How should you approach the problem?  Our main interest is the effect (on N* the expected net growth produced by DD - DI).  What factors affect the effect?  The DD and DI curves.

Effect of X holding Y constant vs. effect of Y holding X constant, should tell us which matters most.  In this case, the X and Y are DD and DI.  How do we evaluate the effect?   We assess the effects as the difference between good and bad ,or weak and strong, holding the other factor constant.

In no particular order:
        effect of DI while holding DD constant on DDB curve: 630 - 495 = 135
        effect of DI while holding DD constant on DDG curve: 700 - 550 = 150

        effect of DD while holding DI constant on DIS line:  550 - 495 = 55
        effect of DD while holding DI constant on DIW line: 700 - 630 = 70

Verdict?  The DI effects (both > 100) are considerably larger than the DD effects (both < 75), so DI dominates.

Graphical approach:

Say I provide you with the following graph and ask you to explain which factor dominates:

Fig. 29.7.  Possible DI vs. DD regulation question.  Question: Given the graph above, determine whether DD or DI will dominate, and explain your reasoning. [Answer is Fig. 29.8]

Again, we solve the problem by holding things constant (staying on a DD curve or a DI line) and calculating differences between equilibrium sizes (a to b, a to c, etc.) under different conditions – but the reasoning is now graphical.
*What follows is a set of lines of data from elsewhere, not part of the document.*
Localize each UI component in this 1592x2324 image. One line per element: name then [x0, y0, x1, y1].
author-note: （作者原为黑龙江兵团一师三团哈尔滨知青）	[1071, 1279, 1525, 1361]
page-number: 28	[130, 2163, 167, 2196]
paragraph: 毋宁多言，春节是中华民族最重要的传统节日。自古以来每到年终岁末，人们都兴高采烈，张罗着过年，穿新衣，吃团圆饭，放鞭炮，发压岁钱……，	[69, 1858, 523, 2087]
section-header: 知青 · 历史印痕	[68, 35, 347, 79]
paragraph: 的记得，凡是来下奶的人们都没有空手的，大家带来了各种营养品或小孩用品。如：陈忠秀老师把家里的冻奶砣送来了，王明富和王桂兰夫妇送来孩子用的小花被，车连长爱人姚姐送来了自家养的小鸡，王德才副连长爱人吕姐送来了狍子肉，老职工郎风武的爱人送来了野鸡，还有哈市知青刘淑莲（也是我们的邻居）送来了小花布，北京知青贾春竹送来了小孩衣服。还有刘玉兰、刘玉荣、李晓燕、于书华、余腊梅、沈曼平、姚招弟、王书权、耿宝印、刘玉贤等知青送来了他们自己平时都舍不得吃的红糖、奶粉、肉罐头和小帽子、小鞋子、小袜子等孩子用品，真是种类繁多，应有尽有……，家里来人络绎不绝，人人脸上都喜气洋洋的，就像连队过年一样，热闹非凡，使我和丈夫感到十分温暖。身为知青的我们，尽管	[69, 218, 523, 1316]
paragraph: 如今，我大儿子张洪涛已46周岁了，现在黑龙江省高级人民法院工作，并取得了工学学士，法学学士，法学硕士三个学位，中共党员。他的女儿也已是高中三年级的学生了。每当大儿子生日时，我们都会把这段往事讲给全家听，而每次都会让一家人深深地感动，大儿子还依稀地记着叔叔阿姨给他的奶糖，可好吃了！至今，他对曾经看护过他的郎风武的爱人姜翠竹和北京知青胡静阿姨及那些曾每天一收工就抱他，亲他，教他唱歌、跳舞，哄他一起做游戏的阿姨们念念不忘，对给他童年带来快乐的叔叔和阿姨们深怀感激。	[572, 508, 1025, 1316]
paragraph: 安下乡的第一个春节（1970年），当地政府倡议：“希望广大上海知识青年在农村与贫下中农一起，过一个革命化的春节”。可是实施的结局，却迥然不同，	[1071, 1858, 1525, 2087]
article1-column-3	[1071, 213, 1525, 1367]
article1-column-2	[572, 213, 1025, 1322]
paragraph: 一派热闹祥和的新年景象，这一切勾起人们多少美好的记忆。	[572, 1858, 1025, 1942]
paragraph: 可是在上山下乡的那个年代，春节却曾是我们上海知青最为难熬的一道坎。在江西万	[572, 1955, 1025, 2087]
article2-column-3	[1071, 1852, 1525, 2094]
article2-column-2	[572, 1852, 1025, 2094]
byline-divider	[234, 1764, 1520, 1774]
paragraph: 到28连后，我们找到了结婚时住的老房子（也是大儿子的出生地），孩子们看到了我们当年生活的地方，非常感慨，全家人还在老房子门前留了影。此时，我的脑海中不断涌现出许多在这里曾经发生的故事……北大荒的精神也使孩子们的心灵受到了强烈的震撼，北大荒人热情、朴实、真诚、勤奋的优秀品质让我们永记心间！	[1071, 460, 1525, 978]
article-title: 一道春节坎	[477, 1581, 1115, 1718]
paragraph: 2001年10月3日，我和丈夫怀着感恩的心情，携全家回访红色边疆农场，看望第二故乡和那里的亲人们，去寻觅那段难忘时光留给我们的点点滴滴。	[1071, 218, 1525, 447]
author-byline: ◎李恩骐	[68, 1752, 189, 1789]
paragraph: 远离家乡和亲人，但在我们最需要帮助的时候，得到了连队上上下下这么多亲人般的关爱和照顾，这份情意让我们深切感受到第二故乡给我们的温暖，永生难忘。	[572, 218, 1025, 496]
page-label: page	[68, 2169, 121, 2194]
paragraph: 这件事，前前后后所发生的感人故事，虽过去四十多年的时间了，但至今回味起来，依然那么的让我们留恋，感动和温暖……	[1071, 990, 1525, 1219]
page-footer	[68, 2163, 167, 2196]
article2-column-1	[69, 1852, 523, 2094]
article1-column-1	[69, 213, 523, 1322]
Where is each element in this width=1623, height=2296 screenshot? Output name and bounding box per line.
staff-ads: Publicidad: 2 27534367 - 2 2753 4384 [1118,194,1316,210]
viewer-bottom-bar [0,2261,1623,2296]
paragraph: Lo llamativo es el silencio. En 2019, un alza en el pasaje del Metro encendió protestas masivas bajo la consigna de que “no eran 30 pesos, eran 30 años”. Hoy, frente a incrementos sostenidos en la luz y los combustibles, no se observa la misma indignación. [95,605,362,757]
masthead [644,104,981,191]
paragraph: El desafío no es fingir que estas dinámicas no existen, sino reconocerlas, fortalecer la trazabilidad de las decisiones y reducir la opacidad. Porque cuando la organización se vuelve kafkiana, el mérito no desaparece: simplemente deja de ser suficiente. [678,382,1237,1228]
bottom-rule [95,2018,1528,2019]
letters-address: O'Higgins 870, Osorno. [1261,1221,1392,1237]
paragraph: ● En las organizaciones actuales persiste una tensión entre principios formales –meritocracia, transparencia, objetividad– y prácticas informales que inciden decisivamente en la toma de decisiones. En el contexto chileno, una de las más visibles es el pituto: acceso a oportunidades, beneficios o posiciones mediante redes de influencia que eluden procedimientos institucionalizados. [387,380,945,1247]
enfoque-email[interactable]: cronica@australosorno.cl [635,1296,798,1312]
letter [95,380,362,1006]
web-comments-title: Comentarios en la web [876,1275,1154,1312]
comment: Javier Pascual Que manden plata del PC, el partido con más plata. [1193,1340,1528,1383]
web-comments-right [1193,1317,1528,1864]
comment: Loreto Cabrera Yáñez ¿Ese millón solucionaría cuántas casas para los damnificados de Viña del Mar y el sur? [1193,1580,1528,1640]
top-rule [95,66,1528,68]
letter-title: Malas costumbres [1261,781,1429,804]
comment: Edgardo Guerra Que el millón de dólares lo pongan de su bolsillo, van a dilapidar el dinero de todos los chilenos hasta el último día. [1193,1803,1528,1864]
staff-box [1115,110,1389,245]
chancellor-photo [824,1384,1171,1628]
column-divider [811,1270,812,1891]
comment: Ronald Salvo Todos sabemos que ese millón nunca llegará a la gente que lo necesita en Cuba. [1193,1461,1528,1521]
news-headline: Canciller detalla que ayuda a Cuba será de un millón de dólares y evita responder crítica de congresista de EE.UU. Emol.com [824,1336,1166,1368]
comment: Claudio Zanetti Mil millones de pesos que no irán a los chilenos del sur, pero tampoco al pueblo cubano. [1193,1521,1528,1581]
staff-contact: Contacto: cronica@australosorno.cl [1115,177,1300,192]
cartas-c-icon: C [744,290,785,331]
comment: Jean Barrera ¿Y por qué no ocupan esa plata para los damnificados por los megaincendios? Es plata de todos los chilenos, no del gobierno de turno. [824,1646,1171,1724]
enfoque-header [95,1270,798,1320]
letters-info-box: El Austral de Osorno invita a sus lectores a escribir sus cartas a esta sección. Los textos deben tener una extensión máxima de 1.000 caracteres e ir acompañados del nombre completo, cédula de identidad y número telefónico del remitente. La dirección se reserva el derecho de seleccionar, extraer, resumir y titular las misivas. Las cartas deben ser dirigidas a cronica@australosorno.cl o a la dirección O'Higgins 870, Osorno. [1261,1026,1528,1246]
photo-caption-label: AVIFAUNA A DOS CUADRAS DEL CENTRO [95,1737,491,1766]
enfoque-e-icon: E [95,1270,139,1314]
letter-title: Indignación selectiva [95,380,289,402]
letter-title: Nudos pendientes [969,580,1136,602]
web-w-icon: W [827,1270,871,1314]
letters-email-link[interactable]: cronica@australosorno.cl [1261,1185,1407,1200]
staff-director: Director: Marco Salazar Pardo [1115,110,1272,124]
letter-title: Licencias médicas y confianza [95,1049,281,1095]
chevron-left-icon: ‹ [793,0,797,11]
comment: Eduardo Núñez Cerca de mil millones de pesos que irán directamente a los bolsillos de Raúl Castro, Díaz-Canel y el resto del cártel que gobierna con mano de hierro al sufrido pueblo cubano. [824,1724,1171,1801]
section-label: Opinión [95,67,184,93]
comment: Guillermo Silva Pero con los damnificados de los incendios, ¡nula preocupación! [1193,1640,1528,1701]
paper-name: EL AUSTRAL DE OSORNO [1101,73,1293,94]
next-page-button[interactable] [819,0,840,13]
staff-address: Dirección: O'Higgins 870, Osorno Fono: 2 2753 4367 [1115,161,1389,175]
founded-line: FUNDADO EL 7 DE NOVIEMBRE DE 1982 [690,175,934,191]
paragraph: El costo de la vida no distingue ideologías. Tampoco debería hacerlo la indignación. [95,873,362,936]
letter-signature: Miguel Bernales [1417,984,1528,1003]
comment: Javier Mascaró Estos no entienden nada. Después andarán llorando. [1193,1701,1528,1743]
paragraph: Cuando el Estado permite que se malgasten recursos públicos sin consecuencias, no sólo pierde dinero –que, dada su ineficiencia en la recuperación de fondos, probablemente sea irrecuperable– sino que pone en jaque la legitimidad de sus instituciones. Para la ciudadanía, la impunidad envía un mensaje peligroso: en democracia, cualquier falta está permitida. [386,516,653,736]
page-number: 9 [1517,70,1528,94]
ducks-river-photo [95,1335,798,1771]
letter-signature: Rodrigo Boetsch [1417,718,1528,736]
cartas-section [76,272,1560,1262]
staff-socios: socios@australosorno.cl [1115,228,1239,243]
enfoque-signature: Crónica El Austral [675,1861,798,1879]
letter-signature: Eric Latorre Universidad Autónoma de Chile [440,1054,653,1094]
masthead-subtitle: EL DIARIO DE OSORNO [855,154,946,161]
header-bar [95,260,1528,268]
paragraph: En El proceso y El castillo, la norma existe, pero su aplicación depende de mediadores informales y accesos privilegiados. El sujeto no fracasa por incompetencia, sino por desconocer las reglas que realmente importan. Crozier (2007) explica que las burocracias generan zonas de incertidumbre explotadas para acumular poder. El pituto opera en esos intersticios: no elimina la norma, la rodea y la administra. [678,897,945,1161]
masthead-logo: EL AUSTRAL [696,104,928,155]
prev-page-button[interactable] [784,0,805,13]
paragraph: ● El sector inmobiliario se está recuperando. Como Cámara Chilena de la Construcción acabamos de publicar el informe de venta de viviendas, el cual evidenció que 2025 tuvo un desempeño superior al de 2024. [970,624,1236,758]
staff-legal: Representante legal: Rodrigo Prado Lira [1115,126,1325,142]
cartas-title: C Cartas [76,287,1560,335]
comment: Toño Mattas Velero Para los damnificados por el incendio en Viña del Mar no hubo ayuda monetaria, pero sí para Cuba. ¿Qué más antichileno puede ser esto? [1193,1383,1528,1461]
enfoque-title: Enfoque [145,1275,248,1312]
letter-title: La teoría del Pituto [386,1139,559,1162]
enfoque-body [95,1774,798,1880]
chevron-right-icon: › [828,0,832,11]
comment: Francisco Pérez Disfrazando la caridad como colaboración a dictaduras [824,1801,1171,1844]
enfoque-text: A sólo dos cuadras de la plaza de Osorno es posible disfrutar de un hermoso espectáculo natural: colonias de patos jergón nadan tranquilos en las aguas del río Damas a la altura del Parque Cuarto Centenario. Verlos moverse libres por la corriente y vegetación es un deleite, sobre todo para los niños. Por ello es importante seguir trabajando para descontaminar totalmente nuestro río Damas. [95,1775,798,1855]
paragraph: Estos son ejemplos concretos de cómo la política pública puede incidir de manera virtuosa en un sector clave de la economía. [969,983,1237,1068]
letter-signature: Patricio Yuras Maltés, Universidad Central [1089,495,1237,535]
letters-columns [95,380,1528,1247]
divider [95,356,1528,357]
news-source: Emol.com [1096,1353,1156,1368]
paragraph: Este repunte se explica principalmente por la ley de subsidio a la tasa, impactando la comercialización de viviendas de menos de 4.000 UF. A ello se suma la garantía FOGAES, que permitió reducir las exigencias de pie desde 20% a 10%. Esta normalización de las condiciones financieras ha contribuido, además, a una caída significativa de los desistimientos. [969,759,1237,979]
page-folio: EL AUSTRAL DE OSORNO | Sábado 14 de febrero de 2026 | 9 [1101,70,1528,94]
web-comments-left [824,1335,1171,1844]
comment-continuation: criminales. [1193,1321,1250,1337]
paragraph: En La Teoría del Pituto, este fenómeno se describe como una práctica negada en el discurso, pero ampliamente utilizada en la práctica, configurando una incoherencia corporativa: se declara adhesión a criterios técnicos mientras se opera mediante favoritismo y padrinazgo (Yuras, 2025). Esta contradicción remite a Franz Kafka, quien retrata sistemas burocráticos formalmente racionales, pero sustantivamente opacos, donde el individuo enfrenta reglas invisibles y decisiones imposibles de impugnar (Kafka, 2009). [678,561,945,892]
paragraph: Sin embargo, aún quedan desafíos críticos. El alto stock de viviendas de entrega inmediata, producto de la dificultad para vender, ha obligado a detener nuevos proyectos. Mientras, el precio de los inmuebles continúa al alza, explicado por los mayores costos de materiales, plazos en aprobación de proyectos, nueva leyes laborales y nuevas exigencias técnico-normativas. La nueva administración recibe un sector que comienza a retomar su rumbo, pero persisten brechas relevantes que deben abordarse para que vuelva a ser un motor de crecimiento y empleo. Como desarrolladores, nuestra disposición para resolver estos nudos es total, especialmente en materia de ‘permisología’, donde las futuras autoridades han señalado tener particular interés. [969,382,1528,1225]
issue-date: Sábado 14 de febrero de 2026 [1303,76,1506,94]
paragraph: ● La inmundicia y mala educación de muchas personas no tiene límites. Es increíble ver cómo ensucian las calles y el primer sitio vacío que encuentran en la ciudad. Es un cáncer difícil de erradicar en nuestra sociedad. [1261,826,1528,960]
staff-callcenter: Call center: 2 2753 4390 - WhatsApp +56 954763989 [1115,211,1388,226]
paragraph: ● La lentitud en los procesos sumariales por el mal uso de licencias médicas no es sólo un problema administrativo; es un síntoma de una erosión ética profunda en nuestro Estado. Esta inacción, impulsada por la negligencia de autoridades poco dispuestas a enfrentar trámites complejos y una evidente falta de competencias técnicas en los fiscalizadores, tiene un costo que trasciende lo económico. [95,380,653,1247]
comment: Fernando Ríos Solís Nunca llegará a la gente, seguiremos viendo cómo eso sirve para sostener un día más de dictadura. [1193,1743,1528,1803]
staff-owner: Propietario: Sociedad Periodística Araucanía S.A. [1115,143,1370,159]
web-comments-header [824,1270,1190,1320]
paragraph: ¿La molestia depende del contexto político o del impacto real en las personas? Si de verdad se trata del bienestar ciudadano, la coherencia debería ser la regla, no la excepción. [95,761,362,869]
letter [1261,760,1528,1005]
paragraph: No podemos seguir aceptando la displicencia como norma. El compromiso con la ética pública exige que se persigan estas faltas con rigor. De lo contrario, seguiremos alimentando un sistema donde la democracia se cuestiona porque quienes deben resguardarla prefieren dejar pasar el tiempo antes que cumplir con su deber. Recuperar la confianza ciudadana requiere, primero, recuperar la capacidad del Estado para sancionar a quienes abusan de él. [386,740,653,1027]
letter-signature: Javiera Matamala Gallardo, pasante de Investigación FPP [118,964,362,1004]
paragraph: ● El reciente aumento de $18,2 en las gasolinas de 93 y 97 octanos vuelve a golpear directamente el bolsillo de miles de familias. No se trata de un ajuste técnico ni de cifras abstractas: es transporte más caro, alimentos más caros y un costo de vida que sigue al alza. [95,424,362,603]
Fig. 29.8.  Solution of the question graph in Fig. 29.7.  Drop lines [the places where they hit the X-axis tell us the equilibrium population sizes] and an explanation of the horizontal bars connecting them are a sufficient explanation of the outcome. Here, the effects of changing DI conditions (red bars) is much less than the effect of changing DD conditions (blue bars), so DD dominates.